A separação, em junho, foi um divisor de águas na grande descentralização da Al Qaeda e sua ideologia desde o 11 de setembro. Enquanto o poder da liderança central criada por Osama bin Laden declinou, a vanguarda da jihad violenta foi assumida por uma série de grupos em uma dezena de países da África e do Oriente Médio que atacam interesses ocidentais na Argélia e Líbia, treinam homens-bomba no Iêmen, conquistam território na Síria e Iraque e matam consumidores no Quênia.
Segundo especialistas, o que une esses grupos não é mais uma organização centralizada, mas uma ideologia vaga de que qualquer grupo pode se apropriar e aplicar como achar mais adequado enquanto ganha a mística de uma marca reconhecida. Em resumo, a Al Qaeda de hoje em dia é menos uma corporação e mais uma visão a estimular um grande leque de grupos militantes.
- A Al Qaeda é uma espécie de kit pronto.

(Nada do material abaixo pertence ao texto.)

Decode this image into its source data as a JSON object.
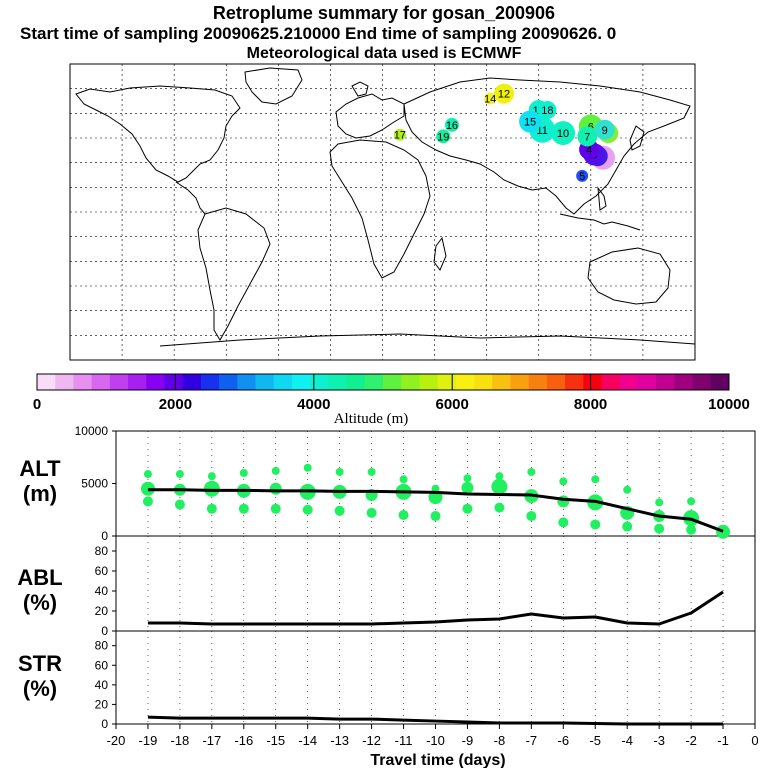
{
  "header": {
    "title": "Retroplume summary for gosan_200906",
    "sampling": "Start time of sampling 20090625.210000     End time of sampling 20090626.     0",
    "met": "Meteorological data used is ECMWF"
  },
  "colorbar": {
    "ticks": [
      "0",
      "2000",
      "4000",
      "6000",
      "8000",
      "10000"
    ],
    "label": "Altitude  (m)",
    "colors": [
      "#f8dcf8",
      "#f0b8f0",
      "#e890f0",
      "#d868f0",
      "#c040f0",
      "#a820f0",
      "#8800f0",
      "#6000e8",
      "#3000e0",
      "#1830f0",
      "#1060f0",
      "#1090f0",
      "#10b8f0",
      "#10d8f0",
      "#10f0f0",
      "#10f0d0",
      "#10f0b0",
      "#10f090",
      "#30f070",
      "#60f040",
      "#90f020",
      "#b8f010",
      "#e0f010",
      "#f8f010",
      "#f8e010",
      "#f8c010",
      "#f8a010",
      "#f88010",
      "#f86010",
      "#f83010",
      "#f80010",
      "#f80060",
      "#f00090",
      "#e000a0",
      "#c00090",
      "#a00080",
      "#800070",
      "#600060"
    ]
  },
  "map": {
    "labels": [
      {
        "t": "1",
        "lon": 127,
        "lat": 33,
        "c": "#e8a0f0",
        "r": 12
      },
      {
        "t": "2",
        "lon": 124,
        "lat": 34,
        "c": "#4020e0",
        "r": 10
      },
      {
        "t": "3",
        "lon": 122,
        "lat": 35,
        "c": "#5010e8",
        "r": 11
      },
      {
        "t": "4",
        "lon": 119,
        "lat": 38,
        "c": "#6000e8",
        "r": 10
      },
      {
        "t": "5",
        "lon": 115,
        "lat": 22,
        "c": "#2050f0",
        "r": 6
      },
      {
        "t": "6",
        "lon": 120,
        "lat": 52,
        "c": "#60f040",
        "r": 12
      },
      {
        "t": "7",
        "lon": 118,
        "lat": 46,
        "c": "#10f0b0",
        "r": 10
      },
      {
        "t": "8",
        "lon": 130,
        "lat": 48,
        "c": "#80f030",
        "r": 10
      },
      {
        "t": "9",
        "lon": 128,
        "lat": 50,
        "c": "#30e0d0",
        "r": 10
      },
      {
        "t": "10",
        "lon": 104,
        "lat": 48,
        "c": "#10f0c0",
        "r": 12
      },
      {
        "t": "11",
        "lon": 92,
        "lat": 50,
        "c": "#10f0d0",
        "r": 13
      },
      {
        "t": "12",
        "lon": 70,
        "lat": 72,
        "c": "#f0f010",
        "r": 10
      },
      {
        "t": "13",
        "lon": 90,
        "lat": 62,
        "c": "#10f0d0",
        "r": 10
      },
      {
        "t": "14",
        "lon": 62,
        "lat": 69,
        "c": "#f0f030",
        "r": 6
      },
      {
        "t": "15",
        "lon": 85,
        "lat": 55,
        "c": "#10e0f0",
        "r": 11
      },
      {
        "t": "16",
        "lon": 40,
        "lat": 53,
        "c": "#10f0b0",
        "r": 7
      },
      {
        "t": "17",
        "lon": 10,
        "lat": 47,
        "c": "#b0f020",
        "r": 6
      },
      {
        "t": "18",
        "lon": 95,
        "lat": 62,
        "c": "#10f0d0",
        "r": 9
      },
      {
        "t": "19",
        "lon": 35,
        "lat": 46,
        "c": "#10f0a0",
        "r": 7
      }
    ]
  },
  "panels": {
    "alt": {
      "label1": "ALT",
      "label2": "(m)",
      "ticks": [
        "0",
        "5000",
        "10000"
      ]
    },
    "abl": {
      "label1": "ABL",
      "label2": "(%)",
      "ticks": [
        "0",
        "20",
        "40",
        "60",
        "80"
      ]
    },
    "str": {
      "label1": "STR",
      "label2": "(%)",
      "ticks": [
        "0",
        "20",
        "40",
        "60",
        "80"
      ]
    }
  },
  "xaxis": {
    "ticks": [
      "-20",
      "-19",
      "-18",
      "-17",
      "-16",
      "-15",
      "-14",
      "-13",
      "-12",
      "-11",
      "-10",
      "-9",
      "-8",
      "-7",
      "-6",
      "-5",
      "-4",
      "-3",
      "-2",
      "-1",
      "0"
    ],
    "title": "Travel time (days)"
  },
  "chart_data": [
    {
      "type": "line",
      "title": "ALT (m)",
      "x": [
        -19,
        -18,
        -17,
        -16,
        -15,
        -14,
        -13,
        -12,
        -11,
        -10,
        -9,
        -8,
        -7,
        -6,
        -5,
        -4,
        -3,
        -2,
        -1
      ],
      "series": [
        {
          "name": "mean altitude",
          "values": [
            4400,
            4400,
            4350,
            4350,
            4300,
            4300,
            4250,
            4250,
            4200,
            4150,
            4000,
            3950,
            3900,
            3500,
            3300,
            2600,
            1900,
            1600,
            450
          ]
        }
      ],
      "clusters": [
        {
          "x": -19,
          "y": [
            5900,
            4500,
            3300
          ]
        },
        {
          "x": -18,
          "y": [
            5900,
            4400,
            3000
          ]
        },
        {
          "x": -17,
          "y": [
            5700,
            4500,
            2600
          ]
        },
        {
          "x": -16,
          "y": [
            6000,
            4300,
            2600
          ]
        },
        {
          "x": -15,
          "y": [
            6200,
            4500,
            2600
          ]
        },
        {
          "x": -14,
          "y": [
            6500,
            4200,
            2500
          ]
        },
        {
          "x": -13,
          "y": [
            6100,
            4200,
            2400
          ]
        },
        {
          "x": -12,
          "y": [
            6100,
            3900,
            2200
          ]
        },
        {
          "x": -11,
          "y": [
            5400,
            4200,
            2000
          ]
        },
        {
          "x": -10,
          "y": [
            4500,
            3700,
            1900
          ]
        },
        {
          "x": -9,
          "y": [
            5500,
            4600,
            2600
          ]
        },
        {
          "x": -8,
          "y": [
            5700,
            4700,
            2700
          ]
        },
        {
          "x": -7,
          "y": [
            6100,
            3800,
            1900
          ]
        },
        {
          "x": -6,
          "y": [
            5200,
            3300,
            1300
          ]
        },
        {
          "x": -5,
          "y": [
            5400,
            3200,
            1100
          ]
        },
        {
          "x": -4,
          "y": [
            4400,
            2200,
            900
          ]
        },
        {
          "x": -3,
          "y": [
            3200,
            1900,
            700
          ]
        },
        {
          "x": -2,
          "y": [
            3300,
            1700,
            600
          ]
        },
        {
          "x": -1,
          "y": [
            600,
            400
          ]
        }
      ],
      "ylim": [
        0,
        10000
      ]
    },
    {
      "type": "line",
      "title": "ABL (%)",
      "x": [
        -19,
        -18,
        -17,
        -16,
        -15,
        -14,
        -13,
        -12,
        -11,
        -10,
        -9,
        -8,
        -7,
        -6,
        -5,
        -4,
        -3,
        -2,
        -1
      ],
      "series": [
        {
          "name": "ABL",
          "values": [
            8,
            8,
            7,
            7,
            7,
            7,
            7,
            7,
            8,
            9,
            11,
            12,
            17,
            13,
            14,
            8,
            7,
            18,
            39
          ]
        }
      ],
      "ylim": [
        0,
        95
      ]
    },
    {
      "type": "line",
      "title": "STR (%)",
      "x": [
        -19,
        -18,
        -17,
        -16,
        -15,
        -14,
        -13,
        -12,
        -11,
        -10,
        -9,
        -8,
        -7,
        -6,
        -5,
        -4,
        -3,
        -2,
        -1
      ],
      "series": [
        {
          "name": "STR",
          "values": [
            7,
            6,
            6,
            6,
            6,
            6,
            5,
            5,
            4,
            3,
            2,
            1,
            1,
            1,
            0.5,
            0,
            0,
            0,
            0
          ]
        }
      ],
      "ylim": [
        0,
        95
      ]
    }
  ]
}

É uma ideologia portátil inteiramente desenvolvida, com símbolos próprios e formas de mobilizar as pessoas e arrecadar dinheiro para a causa. De muitas formas, não é preciso mais entrar para a organização para obter tais benefícios - afirmou William McCants, estudioso do islã militante no Instituto Brookings.
Para estrategistas e analistas do terrorismo, tal fato tornou mais difícil definir o que significa ser "Al Qaeda" e avaliar e combater ameaças. Além disso, discordâncias nas definições da Al Qaeda animaram debates em Washington sobre os executores do ataque de 2012 contra o complexo diplomático norte-americano em Bengasi, Líbia, em especial quanto ao grupo Ansar al-Shariah, de Bengasi. Embora as agências de inteligência e o Departamento de Estado não considerem o grupo como afiliado à Al Qaeda, republicanos críticos do presidente Barack Obama afirmam que sua visão puritana e contra o Ocidente o tornam um.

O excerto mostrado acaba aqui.